La situación en debate no es sobre la validez de la fe, sino, la seguridad de la ciudadanía. Si existe un Dios, éste seguro escuchará a sus fieles, desde donde éstos eleven la plegaria. No hace falta, entre tanto, estar en un templo para sentirse Hijo del Señor, ni mucho menos, es menester estar rodeados de coidearios, algunos de ellos posibles portadores del COVID-19, para que la fe aflore. Además, hay otra situación, pues, si van a dar este beneficio extra a esta entidad privada, deberían hacer lo mismo con las iglesias evangélicas, Testigos de Jehová, mormones, ortodoxos, incluso, se debería permitir que haya reunión de grupos de no creyentes (ateos y agnósticos). También correspondería permitir que se den otros eventos, como los culturales. Estos últimos, sobre todo, deberían tener más prioridad, porque el arte es una actividad que mueve la economía, y mucha gente vive sólo de ello. Sin embargo, se entiende que todo eso debe evitarse, pues, lo que interesa ahora es la salud de las personas, más no, satisfacer caprichos de quienes, por causas sospechosas, quieren reanudar sus actividades a toda costa.
Hace poco, abordé el tema en mis redes sociales, aunque muchos amigos se escandalizaron, pero numerosas personas de mente abierta, incluidos católicos, lo aceptaron porque mi argumento era lógico. Resulta que, en aquella ocasión, pude presenciar algo en un templo, que me preocupó. Sucede que un devoto estuvo allí, mismo que, sin guantes y con la mascarilla en la mano, tocó la imagen, se persignó y colocó una vela ante el ídolo. No se puso alcohol antes, ni después de orar. Luego, una mujer ingresó al sitio e hizo lo mismo. Tampoco ella portaba guantes, ni se colocó alcohol al ingreso y a la salida del templo. Me di cuenta del peligro de contagio que se corría en el lugar y por eso lo denuncié, pero, como dije, me fusilaron por ello con argumentos de fe.

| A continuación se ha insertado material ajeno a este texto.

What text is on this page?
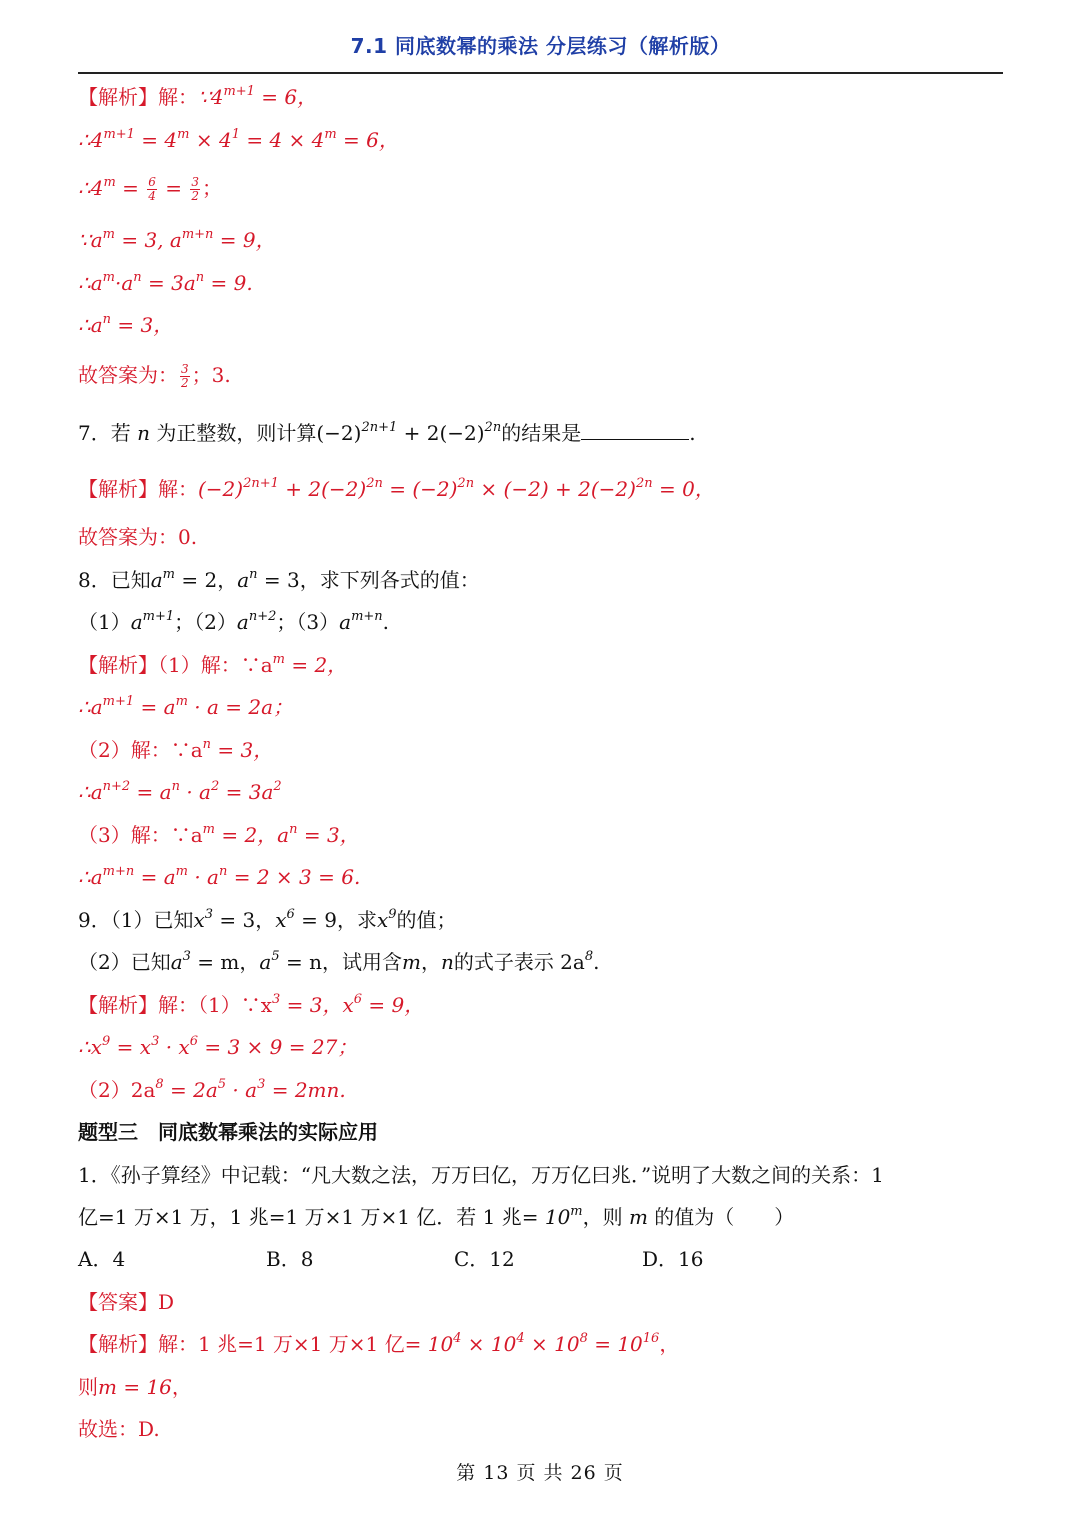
7.1 同底数幂的乘法 分层练习（解析版）
【解析】解：$\because 4^{m+1} = 6$，
$\therefore 4^{m+1} = 4^m \times 4^1 = 4 \times 4^m = 6$，
$\therefore 4^m = \frac{6}{4} = \frac{3}{2}$ ；
$\because a^m = 3$, $a^{m+n} = 9$，
$\therefore a^m\cdot a^n = 3a^n = 9$.
$\therefore a^n = 3$，
故答案为： $\frac{3}{2}$ ；3.
7．若 n 为正整数，则计算$(-2)^{2n+1} + 2(-2)^{2n}$的结果是	.
【解析】解：$(-2)^{2n+1} + 2(-2)^{2n} = (-2)^{2n} \times (-2) + 2(-2)^{2n} = 0$，
故答案为：0.
8．已知$a^m = 2$，$a^n = 3$，求下列各式的值：
$(1)a^{m+1}$；$(2)a^{n+2}$；$(3)a^{m+n}$.
【解析】（1）解：$\because a^m = 2$，
$\therefore a^{m+1} = a^m \cdot a = 2a$；
（2）解：$\because a^n = 3$，
$\therefore a^{n+2} = a^n \cdot a^2 = 3a^2$
（3）解：$\because a^m = 2$，$a^n = 3$，
$\therefore a^{m+n} = a^m \cdot a^n = 2 \times 3 = 6$.
9．（1）已知$x^3 = 3$，$x^6 = 9$，求$x^9$的值；
（2）已知$a^3 = m$，$a^5 = n$，试用含m，n的式子表示 $2a^8$.
【解析】解：$(1)\because x^3 = 3$，$x^6 = 9$，
$\therefore x^9 = x^3 \cdot x^6 = 3 \times 9 = 27$；
$(2)2a^8 = 2a^5 \cdot a^3 = 2mn$.
题型三　同底数幂乘法的实际应用
1．《孙子算经》中记载：“凡大数之法，万万曰亿，万万亿曰兆．”说明了大数之间的关系：1
亿=1 万×1 万，1 兆=1 万×1 万×1 亿．若 1 兆= $10^m$，则 m 的值为（　　）
A．4	B．8	C．12	D．16
【答案】D
【解析】解：1 兆=1 万×1 万×1 亿= $10^4 \times 10^4 \times 10^8 = 10^{16}$，
则m = 16，
故选：D.
第 13 页 共 26 页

Cabe señalar que vivimos supuestamente en un Estado Laico, pero este derecho, maravilloso y justo, en el Gobierno actual se ha visto vulnerado en múltiples ocasiones, sobre todo, porque en varios problemas que hemos tenido, se ha podido ser testigo de la actuación de esta entidad privada, en asuntos públicos. En el caso del terrorista “Wacho”, durante las manifestaciones de octubre y en la emergencia actual, la Iglesia ha tomado posición en el problema como si fuese una institución del Estado. La entrega de los kits de emergencia, por ejemplo, no deberían hacerlo las curias católicas, como se ha propuesto, sino que las autoridades civiles son las llamadas a tomar esa potestad, cual ya lo hicieron en este primer mes de pandemia. El Estado Laico, que fue conquistado por Alfaro, no ha sido entendido, y por ello es que se ha vulnerado en múltiples ocasiones.
Ojalá se pueda concienciar a la gente que el hablarle de laicismo no es exigirle que pierdan su fe, ni mucho menos, se está “blasfemando” contra el ser supremo en el que creen. Más bien, el Estado Laico apela a que haya una libertad, en donde todos puedan manifestar abiertamente su religión o escepticismo, y nadie imponga sus creencias a otro por medios legales. El Estado Laico es algo poco entendido, pero que guarda una esencia de libertad en sus principios.